A cidade, fenômeno central da modernidade e locus de sua manifestação, impõe e sofre o agitar frenético e incessante de uma era em que o tempo não dá trégua a nada e a ninguém. E isso acontece porque ele deixou de ser natural para ser cultural, saiu do riacho em que corria, líquido e voluntariamente, para pipocar doido nos trilhos de uma ferrovia fantasma que lhe impõe rumo e ritmo. Mais do que canalizado e desviado do curso normal do terreno, o tempo foi deslocado e modificado, submetido: é o tempo moderno. Que, já no século XX, foi se tornando pós-moderno, ainda mais acelerado e fugidio, saltando do trem para o avião, do correio para o telefone (móvel e com e redes sociais instaladas...), do emprego para a ocupação profissional mutante e incerta, do industrial para os serviços, do certo para o duvidoso, do relógio de pulso para a ubiquidade cronológica alimentada por informações em rede e via satélite, em telas espalhadas em todo canto e lugar.

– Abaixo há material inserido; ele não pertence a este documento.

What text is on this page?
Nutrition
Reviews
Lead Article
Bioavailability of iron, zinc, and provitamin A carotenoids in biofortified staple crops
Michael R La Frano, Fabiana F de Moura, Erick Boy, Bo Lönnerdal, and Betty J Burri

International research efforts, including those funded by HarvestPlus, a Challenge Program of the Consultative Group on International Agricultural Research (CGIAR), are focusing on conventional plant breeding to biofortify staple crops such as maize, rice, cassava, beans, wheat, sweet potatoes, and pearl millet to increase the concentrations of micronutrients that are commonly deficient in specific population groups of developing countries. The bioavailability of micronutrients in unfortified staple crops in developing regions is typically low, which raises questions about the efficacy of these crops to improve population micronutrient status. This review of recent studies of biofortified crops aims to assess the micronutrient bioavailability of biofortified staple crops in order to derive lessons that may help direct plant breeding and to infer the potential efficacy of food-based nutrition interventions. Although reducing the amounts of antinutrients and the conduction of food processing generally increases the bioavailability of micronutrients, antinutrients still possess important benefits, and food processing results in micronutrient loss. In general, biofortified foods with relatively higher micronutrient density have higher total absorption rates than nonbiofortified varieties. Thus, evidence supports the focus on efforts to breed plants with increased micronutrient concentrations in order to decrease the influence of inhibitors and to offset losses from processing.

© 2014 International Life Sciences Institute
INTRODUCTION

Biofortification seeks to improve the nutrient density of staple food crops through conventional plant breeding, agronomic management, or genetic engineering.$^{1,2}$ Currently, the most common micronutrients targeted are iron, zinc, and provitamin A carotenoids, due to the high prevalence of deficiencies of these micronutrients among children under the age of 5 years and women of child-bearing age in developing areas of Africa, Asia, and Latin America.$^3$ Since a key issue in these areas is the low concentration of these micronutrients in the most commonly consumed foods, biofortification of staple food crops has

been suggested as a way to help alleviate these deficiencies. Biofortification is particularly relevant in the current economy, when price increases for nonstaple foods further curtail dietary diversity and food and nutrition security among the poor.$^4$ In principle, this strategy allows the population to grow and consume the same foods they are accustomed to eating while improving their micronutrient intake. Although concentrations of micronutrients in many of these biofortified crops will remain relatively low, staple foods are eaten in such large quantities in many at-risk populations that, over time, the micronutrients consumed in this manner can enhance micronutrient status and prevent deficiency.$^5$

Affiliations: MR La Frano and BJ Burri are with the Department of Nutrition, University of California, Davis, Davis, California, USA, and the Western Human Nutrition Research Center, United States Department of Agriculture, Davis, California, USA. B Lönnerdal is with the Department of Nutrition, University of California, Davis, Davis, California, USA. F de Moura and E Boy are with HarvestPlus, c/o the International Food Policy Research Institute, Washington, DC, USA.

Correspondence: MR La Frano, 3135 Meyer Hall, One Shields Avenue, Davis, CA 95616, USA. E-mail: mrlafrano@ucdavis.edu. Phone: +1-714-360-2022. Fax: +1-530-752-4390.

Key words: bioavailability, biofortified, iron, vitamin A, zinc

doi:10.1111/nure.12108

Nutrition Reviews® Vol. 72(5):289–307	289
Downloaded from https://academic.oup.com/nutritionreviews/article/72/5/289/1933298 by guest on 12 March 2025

Na era das fazendas senhoriais e pequenas vilas que as serviam e delas obtinham o sustento, o tempo era como um nobre e se movimentava ao ritmo da renda da terra (subordinada à colheita incerta). Com o advento das grandes cidades, o tempo se proletarizou, nos passos acelerados do capital faminto por lucro e juro, a todo momento, chova ou faça sol. Na fase atual de urbanização global, em rede, o tempo não será nem como um nobre, nem como um proletário, mas como um andarilho cheio de apetrechos tecnológicos que parecem que farão ruir os campos e cidades, enquanto começa a pensar em colonizar outros planetas.